Des sources sur l’Egypte antique : Histoire de l’Egypte ancienne, Insecula.com :
Le travail réalisé par Manéthon, très imparfait, propose des listes de pharaons, classés par ordre de succession et répartis en trente et une dynasties, avec les durées de règnes et sommes des années. Ce prêtre de Sébennytos (l'actuelle Samanoud dans le Delta) avait reçu de Ptolémée II la mission de rédiger en grec une histoire de l'Egypte, de Ménès à la conquête macédonienne. Son oeuvre, Aegyptiaca, écrite en grec en 30 volumes, nous est parvenue de façon très fragmentaire à travers les écrits tardifs de Flavius Josèphe, historien d'origine juive du Ier siècle de notre ère et des chronographes chrétiens Sextus Julius l'Africain (début du IIIème siècle) et Eusèbe (début du IVème siècle).
Un héritage en matière de Mathématiques :
La multiplication égyptienne
Le système de numération rend les additions complètement évidentes, puisqu’il s’agit de compter le nombre de symboles de chaque sorte, en tenant compte des retenues éventuelles. La technique de la multiplication repose entièrement sur la duplication qui est aussi extrêmement simple, et quelquefois sur la multiplication par 10, qui nécessite un simple décalage dans les symboles. Parallèlement le processus de division par 2 était utilisé. Cette technique par duplication était appelée « multiplication égyptienne »et enseignée dans les écoles grecques. Elle figurait aussi dans les traités de calcul du Moyen Âge en Europe, ainsi que la division par 2.

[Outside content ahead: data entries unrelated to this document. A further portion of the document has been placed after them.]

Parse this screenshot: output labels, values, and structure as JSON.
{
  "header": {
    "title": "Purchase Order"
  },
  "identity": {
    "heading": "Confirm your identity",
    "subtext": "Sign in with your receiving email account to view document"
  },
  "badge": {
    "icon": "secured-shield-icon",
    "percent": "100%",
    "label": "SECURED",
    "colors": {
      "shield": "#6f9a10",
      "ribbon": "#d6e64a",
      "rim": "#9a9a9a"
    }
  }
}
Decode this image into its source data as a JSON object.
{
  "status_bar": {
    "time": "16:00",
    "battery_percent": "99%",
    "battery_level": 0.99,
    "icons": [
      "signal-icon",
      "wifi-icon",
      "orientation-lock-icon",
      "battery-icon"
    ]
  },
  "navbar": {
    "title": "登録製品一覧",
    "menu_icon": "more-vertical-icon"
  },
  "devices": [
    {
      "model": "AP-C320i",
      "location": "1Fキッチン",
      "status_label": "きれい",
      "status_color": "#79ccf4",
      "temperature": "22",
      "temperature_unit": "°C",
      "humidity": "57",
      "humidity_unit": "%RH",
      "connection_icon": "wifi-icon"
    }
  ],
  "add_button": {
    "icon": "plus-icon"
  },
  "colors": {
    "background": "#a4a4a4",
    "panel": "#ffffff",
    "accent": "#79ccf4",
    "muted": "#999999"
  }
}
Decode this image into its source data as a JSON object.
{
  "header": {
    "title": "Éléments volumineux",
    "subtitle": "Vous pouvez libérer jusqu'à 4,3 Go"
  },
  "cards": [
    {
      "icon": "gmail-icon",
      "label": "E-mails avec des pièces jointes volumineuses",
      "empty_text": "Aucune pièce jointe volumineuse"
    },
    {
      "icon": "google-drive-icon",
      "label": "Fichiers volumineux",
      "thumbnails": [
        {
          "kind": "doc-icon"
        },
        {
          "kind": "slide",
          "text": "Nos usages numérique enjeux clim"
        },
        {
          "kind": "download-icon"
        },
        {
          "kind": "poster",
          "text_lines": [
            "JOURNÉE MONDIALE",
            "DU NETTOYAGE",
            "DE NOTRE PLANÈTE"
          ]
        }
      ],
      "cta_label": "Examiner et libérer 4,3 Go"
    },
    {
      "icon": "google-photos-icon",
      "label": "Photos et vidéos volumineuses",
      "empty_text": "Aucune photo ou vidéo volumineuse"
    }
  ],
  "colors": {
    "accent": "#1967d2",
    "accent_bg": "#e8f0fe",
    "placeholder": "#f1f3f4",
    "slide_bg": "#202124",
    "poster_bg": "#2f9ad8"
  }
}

Les nombres en Egypte, E. Cousquer
Voir aussi :
Des hiéroglyphes à la Croix. Ce que le passé pharaonique a légué au christianisme, Jean Doresse
« Les érudits de l’Europe occidentale ont acquis, au haut Moyen Âge déjà, une certaine connaissance de l’Égypte antique, depuis les temps pharaoniques jusqu’à la fin de l’époque byzantine (642). Ces renseignements, bénéficiant de la transmission de témoignages classiques, dès les écrits d’Hérodote et les textes bibliques, furent diffusés par des auteurs médiévaux, en particulier Isidore de Séville. En revanche, depuis la conquête musulmane de 642 jusqu’à la fin du XIIIe siècle, l’Égypte fut pratiquement une terra incognita pour les Européens. Ceci en dépit de certaines remarques insérées dans les relations de voyage de quelques pèlerins en route vers la Terre sainte et surtout de renseignements provenant de l’historiographie latine de l’époque des croisades, dont l’intérêt principal portait sur les guerres entre les croisés et les sultans fatimides et ayyoubides de l’Égypte. Ces renseignements furent diffusés tels quels en Europe occidentale ; à l'exception de l’Histoire orientale de Jacques de Vitry, nourrie par l’expérience de la cinquième croisade, ils ne contenaient ni description du pays, ni données sur son régime et sur sa société. »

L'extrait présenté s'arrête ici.